Huff This!

It has finally happened: we are leaving Taganga!  It was decided over beers last night that we will be departing this coastal town for the mountians tomorrow morning.  It should be pointed out that we have made this decision pretty much every week for the past 4 weeks, so it should be taken with a grain of salt.  But if we do leave then we will be travelling to Bucaramanga, and from there to some small mountian towns, and finally finish things up in Bogota.

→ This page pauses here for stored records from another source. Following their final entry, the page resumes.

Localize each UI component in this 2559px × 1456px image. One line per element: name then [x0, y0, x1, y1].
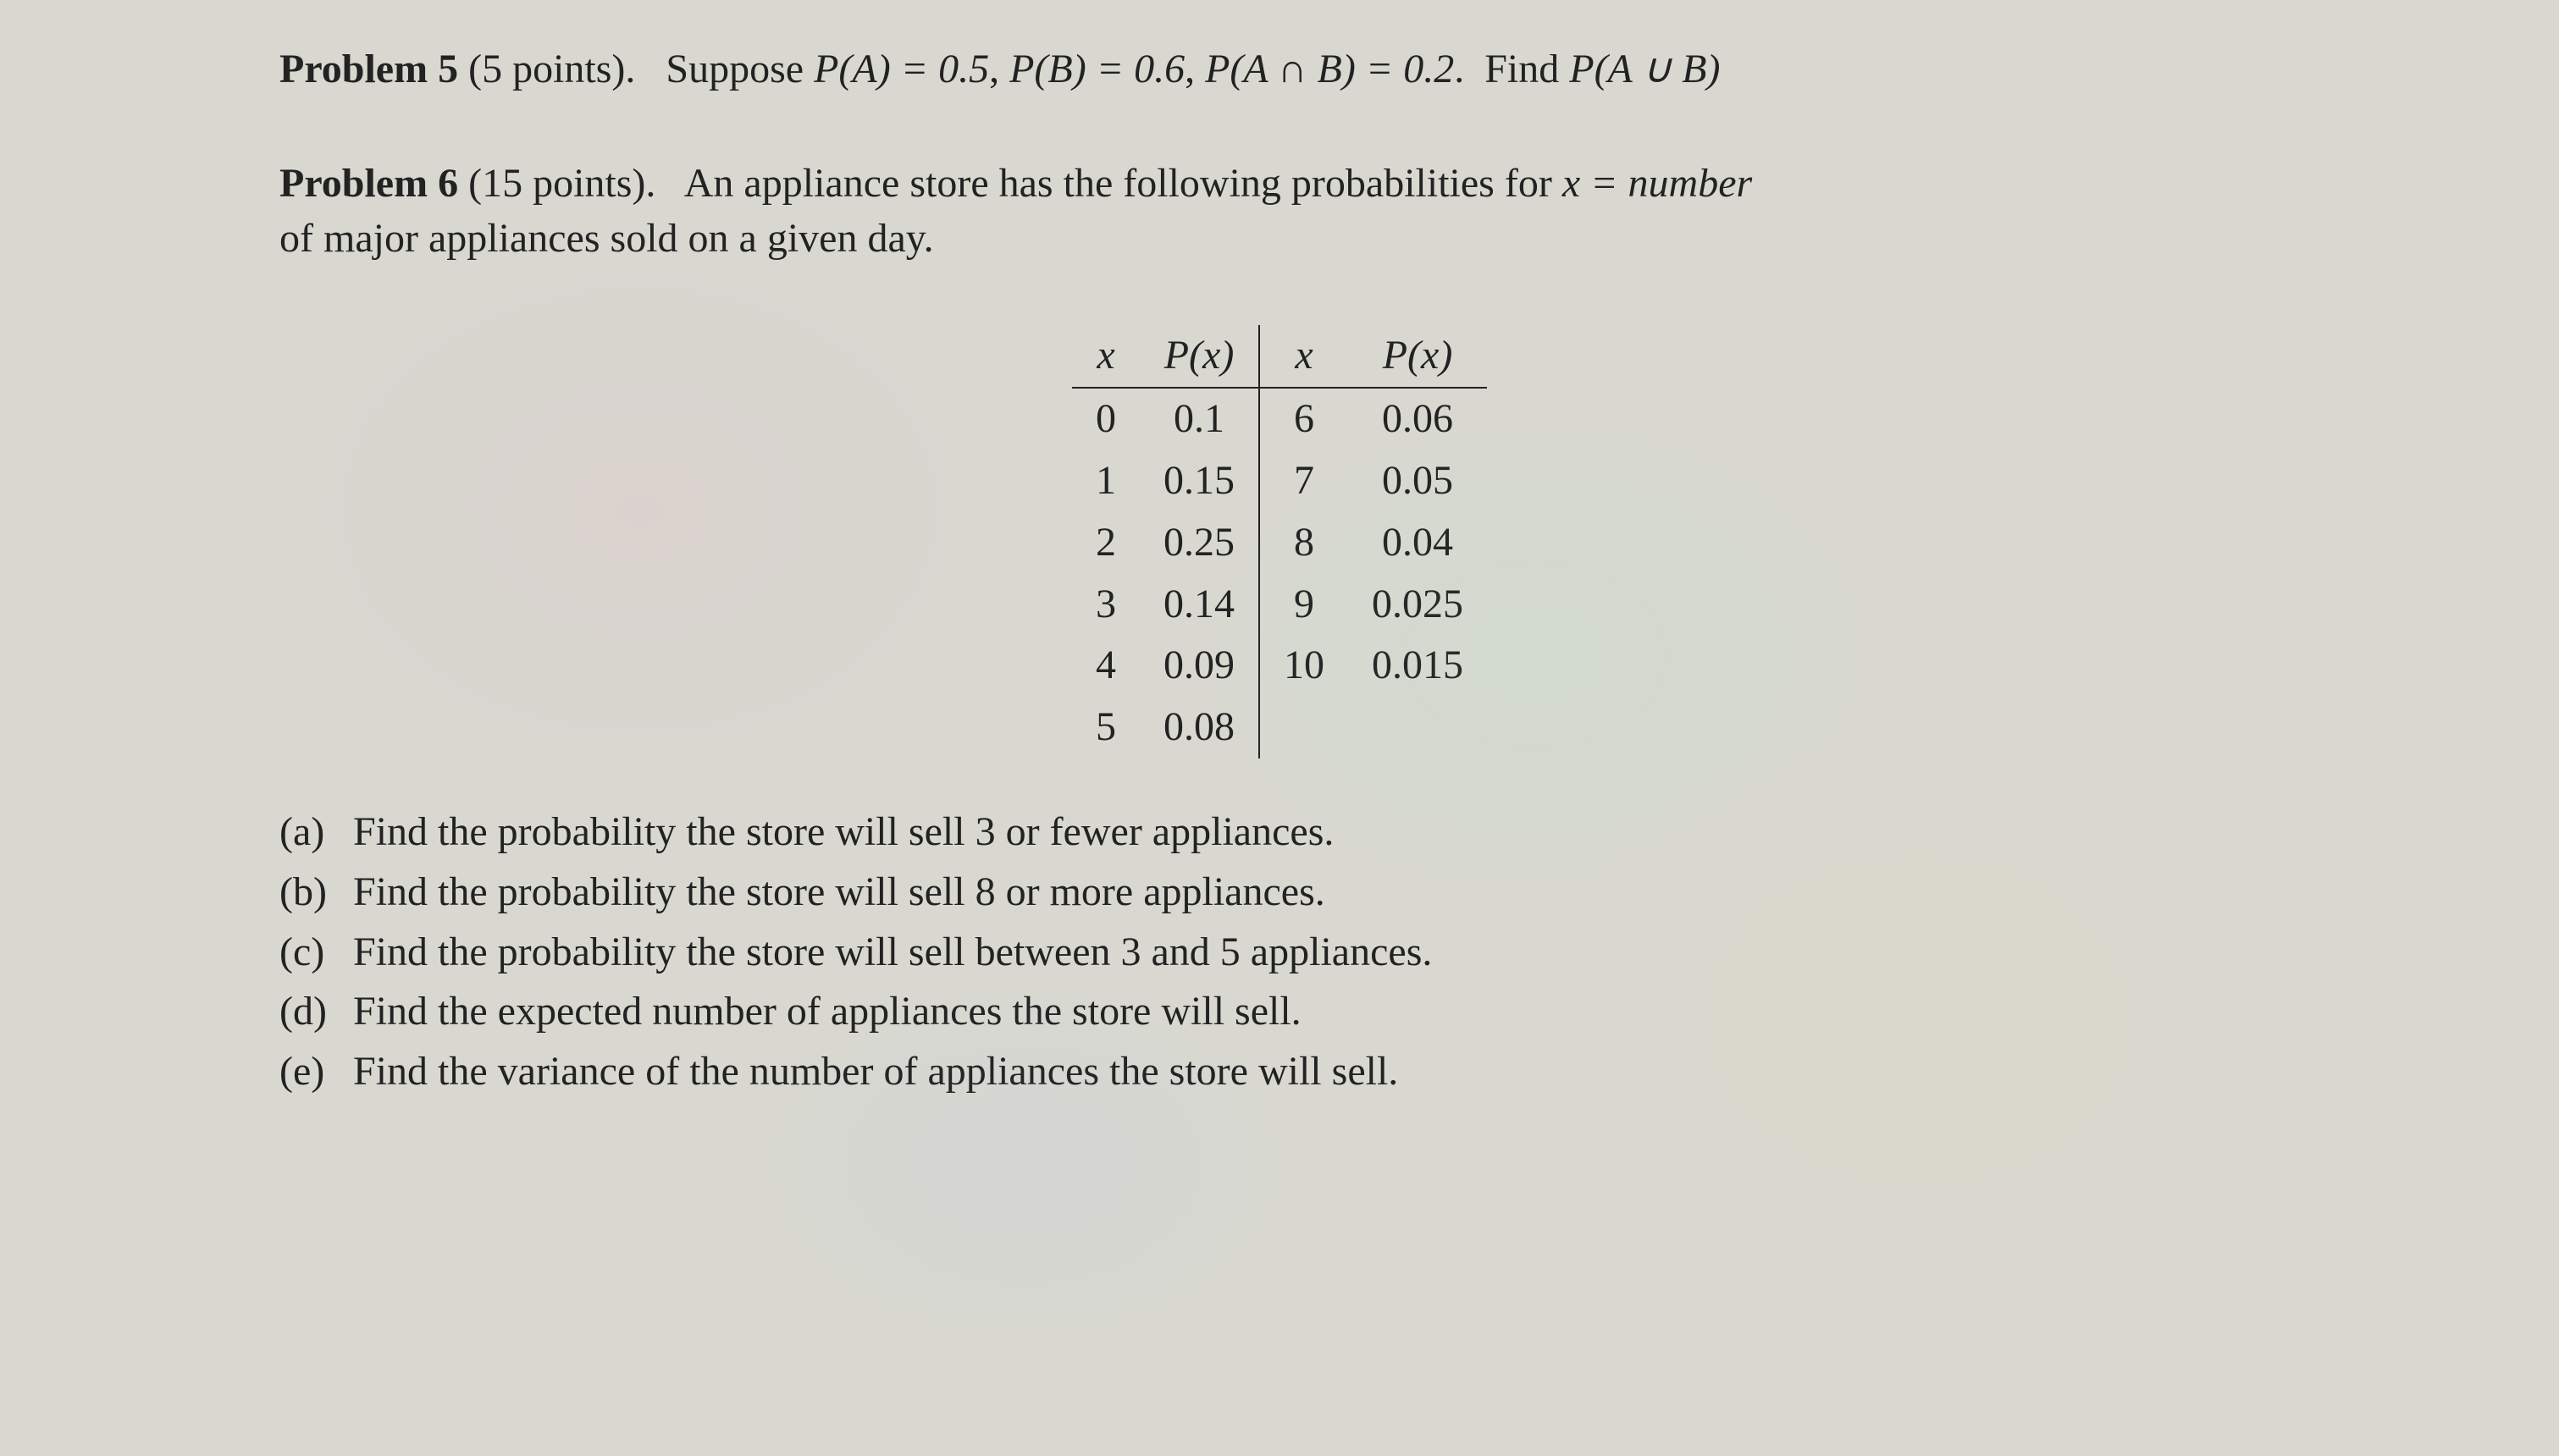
table-header-row: x P(x) x P(x) [1072, 325, 1487, 388]
probability-table: x P(x) x P(x) 0 0.1 6 0.06 1 0.15 7 0.05… [1072, 325, 1487, 758]
cell-x: 7 [1259, 450, 1348, 512]
header-px-left: P(x) [1140, 325, 1259, 388]
table-row: 3 0.14 9 0.025 [1072, 574, 1487, 636]
part-text: Find the probability the store will sell… [353, 809, 1334, 854]
cell-p: 0.015 [1348, 635, 1487, 697]
table-row: 1 0.15 7 0.05 [1072, 450, 1487, 512]
x-equals-number: x = number [1562, 161, 1752, 206]
cell-x: 9 [1259, 574, 1348, 636]
part-text: Find the probability the store will sell… [353, 929, 1432, 974]
cell-x: 3 [1072, 574, 1140, 636]
part-text: Find the variance of the number of appli… [353, 1049, 1398, 1094]
table-row: 0 0.1 6 0.06 [1072, 388, 1487, 450]
cell-p: 0.25 [1140, 512, 1259, 574]
part-text: Find the probability the store will sell… [353, 869, 1325, 914]
part-c: (c) Find the probability the store will … [279, 925, 2280, 980]
cell-x: 0 [1072, 388, 1140, 450]
problem-6-points: (15 points). [468, 161, 655, 206]
part-label: (a) [279, 805, 343, 860]
problem-5-find: Find [1484, 47, 1569, 91]
problem-6-text2: of major appliances sold on a given day. [279, 216, 934, 261]
p-of-a-intersect-b: P(A ∩ B) = 0.2 [1205, 47, 1454, 91]
cell-p: 0.05 [1348, 450, 1487, 512]
cell-p: 0.14 [1140, 574, 1259, 636]
part-b: (b) Find the probability the store will … [279, 865, 2280, 920]
part-label: (d) [279, 984, 343, 1040]
problem-6-intro: Problem 6 (15 points). An appliance stor… [279, 157, 2280, 267]
table-row: 5 0.08 [1072, 697, 1487, 758]
problem-6-text1: An appliance store has the following pro… [684, 161, 1562, 206]
header-px-right: P(x) [1348, 325, 1487, 388]
problem-5-head: Problem 5 [279, 47, 458, 91]
cell-x: 2 [1072, 512, 1140, 574]
problem-5: Problem 5 (5 points). Suppose P(A) = 0.5… [279, 42, 2280, 97]
cell-p: 0.04 [1348, 512, 1487, 574]
part-text: Find the expected number of appliances t… [353, 989, 1302, 1034]
p-of-a-union-b: P(A ∪ B) [1569, 47, 1720, 91]
part-label: (b) [279, 865, 343, 920]
header-x-right: x [1259, 325, 1348, 388]
table-row: 4 0.09 10 0.015 [1072, 635, 1487, 697]
cell-p: 0.09 [1140, 635, 1259, 697]
cell-p: 0.15 [1140, 450, 1259, 512]
p-of-a: P(A) = 0.5 [814, 47, 989, 91]
problem-5-text-before: Suppose [666, 47, 814, 91]
p-of-b: P(B) = 0.6 [1009, 47, 1185, 91]
probability-table-wrap: x P(x) x P(x) 0 0.1 6 0.06 1 0.15 7 0.05… [279, 325, 2280, 758]
problem-6-parts: (a) Find the probability the store will … [279, 805, 2280, 1100]
part-label: (c) [279, 925, 343, 980]
part-label: (e) [279, 1045, 343, 1100]
header-x-left: x [1072, 325, 1140, 388]
cell-p: 0.1 [1140, 388, 1259, 450]
part-a: (a) Find the probability the store will … [279, 805, 2280, 860]
cell-x-empty [1259, 697, 1348, 758]
cell-p: 0.025 [1348, 574, 1487, 636]
part-e: (e) Find the variance of the number of a… [279, 1045, 2280, 1100]
cell-x: 10 [1259, 635, 1348, 697]
cell-x: 4 [1072, 635, 1140, 697]
part-d: (d) Find the expected number of applianc… [279, 984, 2280, 1040]
cell-p-empty [1348, 697, 1487, 758]
cell-x: 8 [1259, 512, 1348, 574]
cell-p: 0.08 [1140, 697, 1259, 758]
problem-6-head: Problem 6 [279, 161, 458, 206]
cell-x: 1 [1072, 450, 1140, 512]
cell-x: 5 [1072, 697, 1140, 758]
table-row: 2 0.25 8 0.04 [1072, 512, 1487, 574]
cell-p: 0.06 [1348, 388, 1487, 450]
cell-x: 6 [1259, 388, 1348, 450]
problem-5-points: (5 points). [468, 47, 635, 91]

The past two weeks here in Taganga have been ridiculously hot and filled with mosquitoes and loud music.  We have finally reached our limits of such treatment and have called for an end to it.  The days have been too hot to go to the beach, too hot to do anything but lie in a hammock and feel sorry for our unemployed and transient selves.  The only reprieve we have found is to go diving and this we have done well.  We have just recieved our Nitrox Certification, which means that we can now dive with oxygen blended air.

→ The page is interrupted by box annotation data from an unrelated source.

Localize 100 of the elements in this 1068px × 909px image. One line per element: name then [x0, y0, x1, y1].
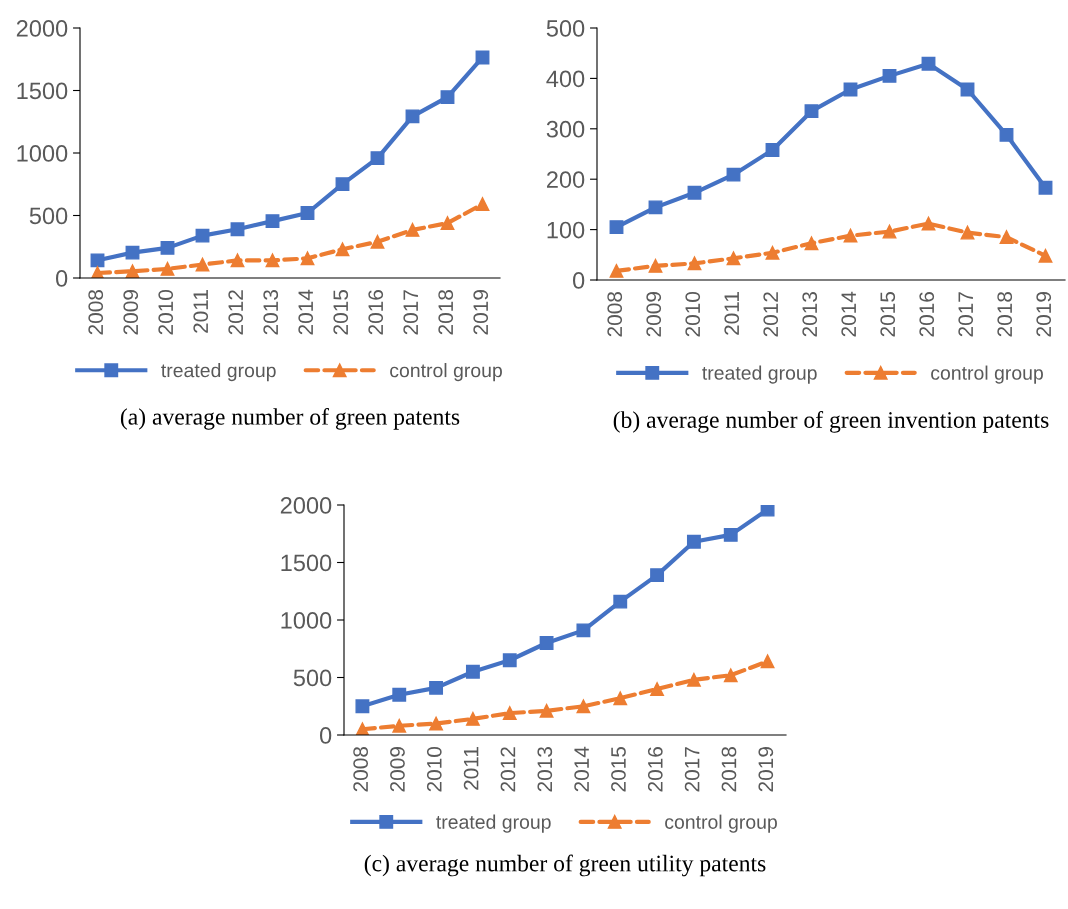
point — [723, 668, 738, 683]
y-tick-label: 100 — [547, 221, 585, 239]
point — [723, 527, 738, 542]
point — [429, 680, 444, 695]
x-tick-label: 2010 — [158, 289, 174, 335]
x-tick-label: 2014 — [574, 746, 590, 792]
y-tick-label: 0 — [572, 272, 585, 289]
point — [765, 245, 780, 260]
x-tick-label: 2018 — [721, 747, 737, 792]
x-tick-label: 2019 — [473, 290, 489, 335]
y-tick-label: 0 — [55, 270, 68, 287]
point — [125, 245, 140, 260]
x-tick-label: 2009 — [390, 747, 405, 792]
x-tick-label: 2019 — [758, 747, 774, 792]
point — [921, 56, 936, 71]
x-tick-label: 2012 — [500, 747, 516, 792]
point — [465, 711, 480, 726]
point — [539, 703, 554, 718]
point — [539, 636, 554, 650]
point — [265, 214, 280, 229]
y-tick-label: 500 — [293, 669, 332, 687]
point — [195, 228, 210, 243]
point — [392, 718, 407, 733]
x-tick-label: 2015 — [880, 291, 896, 337]
point — [465, 664, 480, 679]
point — [648, 258, 663, 273]
y-tick-label: 300 — [546, 120, 585, 138]
point — [1038, 180, 1053, 195]
x-tick-label: 2013 — [802, 292, 818, 337]
point — [687, 185, 702, 200]
point — [609, 263, 624, 278]
point — [576, 699, 591, 714]
point — [765, 143, 780, 157]
point — [613, 594, 628, 609]
point — [300, 251, 315, 266]
y-tick-label: 2000 — [16, 20, 68, 37]
point — [335, 177, 350, 192]
point — [882, 224, 897, 239]
point — [648, 200, 663, 215]
x-tick-label: 2014 — [841, 291, 857, 337]
y-tick-label: 1000 — [17, 145, 68, 162]
x-tick-label: 2011 — [724, 292, 740, 335]
point — [804, 236, 819, 251]
point — [440, 216, 455, 231]
point — [726, 167, 741, 182]
x-tick-label: 2018 — [438, 290, 454, 335]
point — [1038, 248, 1053, 263]
legend-label: control group — [665, 814, 777, 833]
y-tick-label: 2000 — [280, 497, 332, 514]
point — [355, 699, 370, 714]
point — [370, 234, 385, 249]
point — [429, 716, 444, 731]
point — [502, 706, 517, 721]
point — [760, 505, 775, 517]
text: (a) average number of green patents — [120, 408, 460, 430]
x-tick-label: 2009 — [123, 290, 139, 335]
point — [195, 257, 210, 272]
point — [686, 672, 701, 687]
legend-label: treated group — [436, 814, 551, 833]
x-tick-label: 2019 — [1036, 292, 1052, 337]
point — [650, 568, 665, 583]
y-tick-label: 200 — [546, 171, 585, 188]
x-tick-label: 2017 — [403, 290, 419, 335]
point — [335, 242, 350, 257]
point — [125, 264, 140, 278]
point — [613, 691, 628, 706]
y-tick-label: 0 — [319, 727, 332, 744]
text: (b) average number of green invention patents — [613, 411, 1049, 433]
y-tick-label: 500 — [29, 207, 68, 225]
point — [392, 687, 407, 702]
x-tick-label: 2017 — [684, 747, 700, 792]
point — [502, 653, 517, 668]
point — [804, 104, 819, 119]
point — [265, 253, 280, 268]
text: (c) average number of green utility patents — [364, 854, 766, 877]
point — [686, 534, 701, 549]
y-tick-label: 1000 — [281, 612, 332, 629]
point — [999, 230, 1014, 245]
legend-label: treated group — [161, 363, 276, 382]
point — [160, 240, 175, 255]
x-tick-label: 2012 — [228, 290, 244, 335]
point — [160, 261, 175, 276]
point — [90, 253, 105, 268]
x-tick-label: 2012 — [763, 292, 779, 337]
legend-label: control group — [931, 365, 1043, 384]
x-tick-label: 2014 — [298, 289, 314, 335]
x-tick-label: 2018 — [997, 292, 1013, 337]
x-tick-label: 2008 — [88, 290, 104, 335]
y-tick-label: 500 — [546, 20, 585, 37]
x-tick-label: 2015 — [333, 289, 349, 335]
point — [726, 251, 741, 266]
point — [960, 225, 975, 240]
x-tick-label: 2015 — [611, 746, 626, 792]
point — [576, 623, 591, 638]
point — [405, 109, 420, 124]
x-tick-label: 2011 — [193, 290, 209, 333]
point — [609, 220, 624, 235]
point — [440, 90, 455, 105]
y-tick-label: 1500 — [17, 82, 68, 100]
x-tick-label: 2016 — [919, 292, 935, 337]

Normally Scuba divers breathe normal air compressed into cylinders, but a few years ago they started adding extra oxygen to change how long you can stay at certain depths.  What limits how long one can stay at a depth can be one of two things: lack of air and too much nitrogen.  Obviously only so much air can fit into a cylinder, but the other part, nitrogen, is a little more complicated. When at depth your body absorbs and uses oxygen, it also absorbs nitrogen, but can’t use it. If you break the surface with too much nitrogen in your system you run the risk of getting “the bends” or Decompression Sickness. The farther down you go the more nitrogen you have in your sytem. There are methods used be professionals (like welders and such) to dive really deep for long periods of time, but for recreational divers the only real answer is Nitrox.  Obviously if you have more oxygen (up to 40% as opposed to the normal 21%) you have less nitrogen and you can stay at deeper depths for longer periods of time. We now have the ability to use those blends when we dive, oh boy.

We are finding out just how difficult it is to travel with animals as everybody wants us to use their services, but nobody wants our cats. The bus tells us that we will have to put the kittens in the unbelievably hot cargo hold that has no air, but we have “un amarrillo” that says differently.